Why is the market willing to pay a highe…

Why is the market willing to pay a higher multiple for Oracle that it is willing to pay for Research in Motion when Oracle is growing slower than Research in Motion?

Oracle grew its topline 29% year over year in the quarterly report they just issued last night and is today trading at a 14x P/E ratio.   Meanwhile, RIMM grew its topline some 36% year over year in the quarterly report they just issued last night and the stock is today trading at a 8x P/E ratio.  If you include each company’s respective billions in net cash on the balance sheet, Oracle’s at 12x and RIMM at 7x.  Why is the market willing to pay almost twice as much for the earnings power at one company than the other?  The answer is straightforward when you think about it –  Oracle dominates its industry and is poised to continue to drive its entire industry forward and maintain and/or even take marketshare from its competitors.
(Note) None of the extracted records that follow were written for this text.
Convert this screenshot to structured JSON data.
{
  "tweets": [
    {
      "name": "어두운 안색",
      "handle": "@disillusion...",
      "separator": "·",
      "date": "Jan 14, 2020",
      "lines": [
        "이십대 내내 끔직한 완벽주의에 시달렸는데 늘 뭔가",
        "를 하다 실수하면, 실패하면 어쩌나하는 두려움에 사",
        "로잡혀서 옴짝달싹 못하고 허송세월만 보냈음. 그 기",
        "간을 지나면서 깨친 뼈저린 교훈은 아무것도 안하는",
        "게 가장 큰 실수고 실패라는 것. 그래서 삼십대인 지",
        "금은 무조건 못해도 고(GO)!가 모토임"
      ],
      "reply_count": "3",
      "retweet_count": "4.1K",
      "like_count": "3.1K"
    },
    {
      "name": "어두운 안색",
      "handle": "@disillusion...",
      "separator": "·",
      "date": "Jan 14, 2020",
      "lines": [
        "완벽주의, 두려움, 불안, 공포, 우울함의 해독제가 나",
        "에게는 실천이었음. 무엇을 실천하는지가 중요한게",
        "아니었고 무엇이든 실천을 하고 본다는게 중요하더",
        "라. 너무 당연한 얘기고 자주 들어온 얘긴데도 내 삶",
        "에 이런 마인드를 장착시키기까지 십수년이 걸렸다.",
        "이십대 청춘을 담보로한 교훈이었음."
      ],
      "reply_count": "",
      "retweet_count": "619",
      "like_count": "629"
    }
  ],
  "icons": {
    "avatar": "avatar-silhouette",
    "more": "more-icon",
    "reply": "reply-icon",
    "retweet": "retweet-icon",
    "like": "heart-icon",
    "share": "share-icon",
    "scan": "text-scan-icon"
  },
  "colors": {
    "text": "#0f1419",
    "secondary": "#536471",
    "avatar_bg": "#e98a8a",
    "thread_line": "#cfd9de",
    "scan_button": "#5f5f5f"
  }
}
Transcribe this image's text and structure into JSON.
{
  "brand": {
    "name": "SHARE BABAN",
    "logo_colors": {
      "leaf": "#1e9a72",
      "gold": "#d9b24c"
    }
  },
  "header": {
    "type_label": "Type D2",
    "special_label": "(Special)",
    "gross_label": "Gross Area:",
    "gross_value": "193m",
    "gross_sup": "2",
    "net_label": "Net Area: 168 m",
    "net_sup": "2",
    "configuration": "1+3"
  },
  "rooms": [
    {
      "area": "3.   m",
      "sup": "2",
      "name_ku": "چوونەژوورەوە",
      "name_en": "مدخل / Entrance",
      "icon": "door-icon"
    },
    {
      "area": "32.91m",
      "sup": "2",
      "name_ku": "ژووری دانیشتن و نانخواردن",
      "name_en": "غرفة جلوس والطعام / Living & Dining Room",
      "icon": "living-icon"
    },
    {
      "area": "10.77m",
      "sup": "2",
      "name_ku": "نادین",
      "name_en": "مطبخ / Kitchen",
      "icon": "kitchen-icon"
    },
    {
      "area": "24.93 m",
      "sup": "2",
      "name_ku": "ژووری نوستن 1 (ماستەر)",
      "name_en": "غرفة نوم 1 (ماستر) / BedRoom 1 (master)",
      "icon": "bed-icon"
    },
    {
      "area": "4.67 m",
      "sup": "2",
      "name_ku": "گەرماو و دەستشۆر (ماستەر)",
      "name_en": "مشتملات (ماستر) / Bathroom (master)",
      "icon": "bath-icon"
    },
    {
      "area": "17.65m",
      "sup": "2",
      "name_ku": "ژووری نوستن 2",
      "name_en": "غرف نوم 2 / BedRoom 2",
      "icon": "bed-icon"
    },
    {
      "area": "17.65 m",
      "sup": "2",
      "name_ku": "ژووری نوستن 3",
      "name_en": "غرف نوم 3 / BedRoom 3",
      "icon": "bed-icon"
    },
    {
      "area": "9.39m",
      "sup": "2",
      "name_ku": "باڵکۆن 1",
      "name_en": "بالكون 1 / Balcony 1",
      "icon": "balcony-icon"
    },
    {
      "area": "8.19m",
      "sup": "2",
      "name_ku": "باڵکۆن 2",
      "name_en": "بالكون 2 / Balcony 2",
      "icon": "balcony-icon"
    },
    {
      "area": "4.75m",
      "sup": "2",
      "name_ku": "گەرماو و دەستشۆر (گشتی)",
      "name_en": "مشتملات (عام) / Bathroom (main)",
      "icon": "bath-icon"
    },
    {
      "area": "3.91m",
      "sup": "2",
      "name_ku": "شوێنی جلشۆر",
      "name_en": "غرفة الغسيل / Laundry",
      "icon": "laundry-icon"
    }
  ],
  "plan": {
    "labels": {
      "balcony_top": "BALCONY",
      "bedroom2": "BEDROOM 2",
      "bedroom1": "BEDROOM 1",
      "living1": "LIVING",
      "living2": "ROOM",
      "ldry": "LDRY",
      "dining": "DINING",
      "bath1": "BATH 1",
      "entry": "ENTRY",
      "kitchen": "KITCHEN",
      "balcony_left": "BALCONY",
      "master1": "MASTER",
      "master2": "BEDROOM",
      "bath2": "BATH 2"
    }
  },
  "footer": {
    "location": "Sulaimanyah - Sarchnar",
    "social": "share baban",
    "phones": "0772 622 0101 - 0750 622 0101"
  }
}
Meanwhile, RIMM, as I’ve been pointing out since the stock was above $100, is poised to lose marketshare as the iPhone/Android dominance builds on its critical mass and positive feedback cycles as more apps and developers focus on those platforms, bringing in more customers which bring in more developers and apps.  RIMM’s losing mass and its platform, while still a dominant force and likely to always be a player in the industry, has lost its de facto standard corporate mobile email status, and it’s never had critical mass in any other niche.
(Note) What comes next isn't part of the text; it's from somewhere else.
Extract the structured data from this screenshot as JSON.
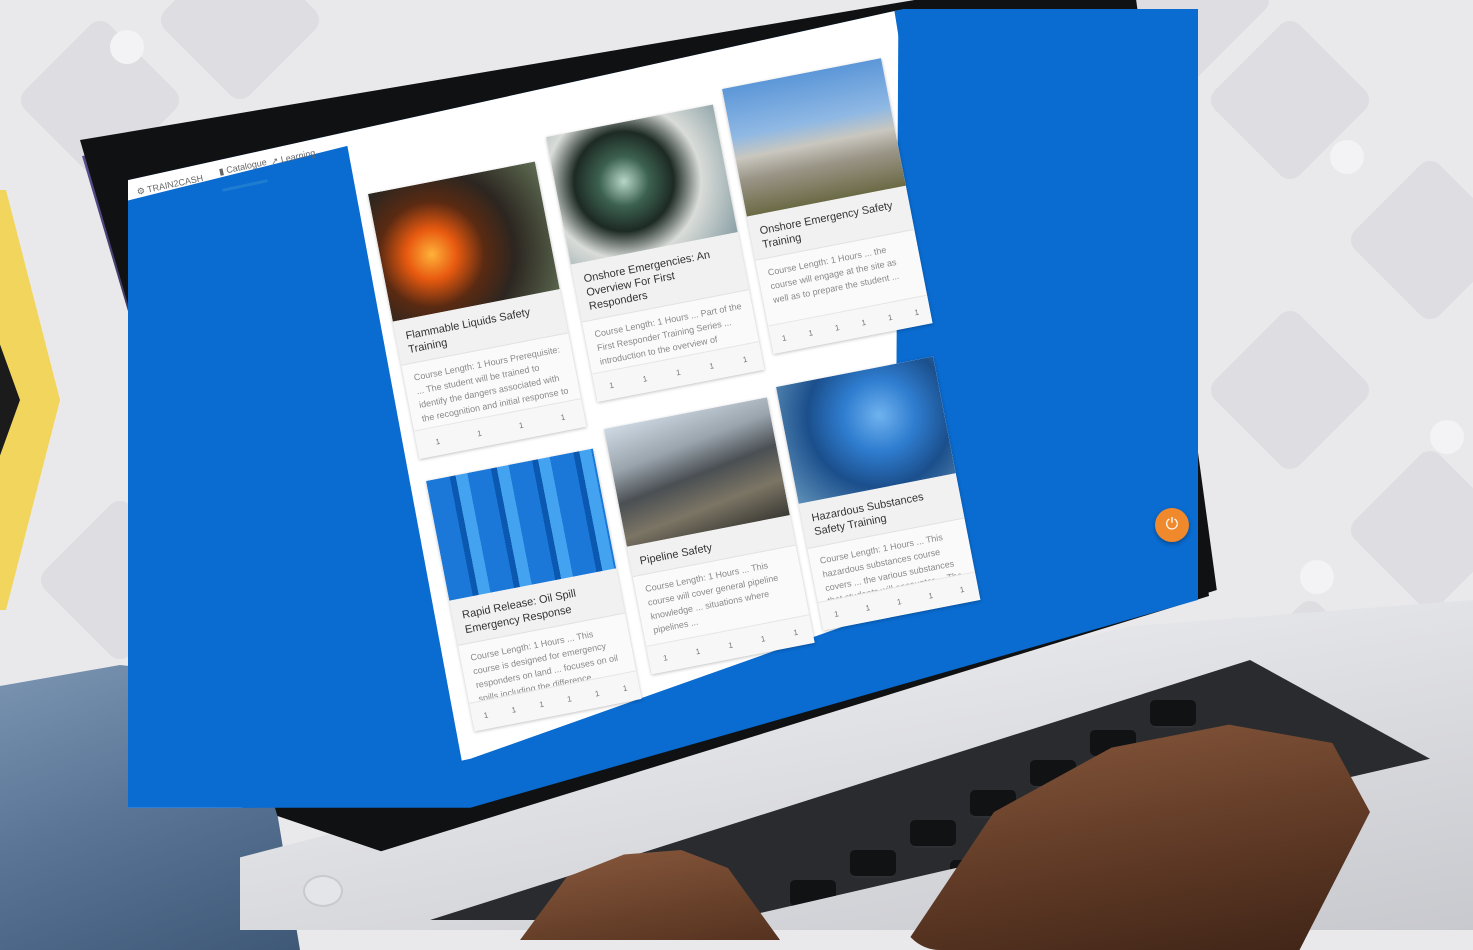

In my report, 50 Stocks for the App Revolution which we originally published back in November, I gave Oracle a 7/10 Revolution Investing rating and wrote:

The story here is Oracle’s new software/hardware combination of offerings, Exalogic and Exadata, which help corporations, media companies, banks and just about every other thing that will run apps work.  And Exalogic and Exadata are catching huge traction, as the incredible leap in efficiency in running any kind of data-crunching intensive information makes these puppies pay themselves within months.
Oracle’s long-been out strategizing its major competitors and the open source world by locking-in customers with proprietary offerings and creating de facto standard platforms with its software, but the brilliance of buying Sun Micro on the cheap with its huge net cash balance was pretty awesome.  I just wish they’d stop wasting shareholder value by buying billions of dollars of their own shares and would up the dividend to a 3% plus yield.  Not as cheap as it could be right now, at 12x forward earnings, but in ten years I think it’s a pretty good bet that Oracle will be higher than it is today.   Revolution Investing rating: 7/10

Meanwhile, in that same report, I gave RIMM a 2/10 Revolution Investing rating and wrote:

Apps and all things related to apps are in a huge growth cycle, and that while RIMM’s rightly been punished for losing market share in the smart phone market, especially in the US, it’s still going to show growth over the next few years — despite continuing to lose smart phone market share along the way.   The virtuous cycles that critical mass brings to a tech company, has recently ended for RIMM. RIMM had critical mass for the enterprise email solutions for a decade, but the technology has been creatively destructed by the very similar and more flexible (though still slightly less reliable) email/message/social-networking capabilities of the iPhone and Android…which, as I wrote yesterday, are just starting to see the virtuous cycles that come from critical mass.   How do you know when a company’s got critical mass, or for that matter, when they’re starting to get it or when they’re losing it? There’s not set formula, of course. You’ve got to watch the trends, the technologies, the companies, the consumers actions and where the developers are going.  Revolution Investing rating: 2/10

Oracle is up more than 20% since I published that 7/10 rating for it and RIMM is down more than 5% since I published that 2/10 rating for it.  Stock picking matters, in other words.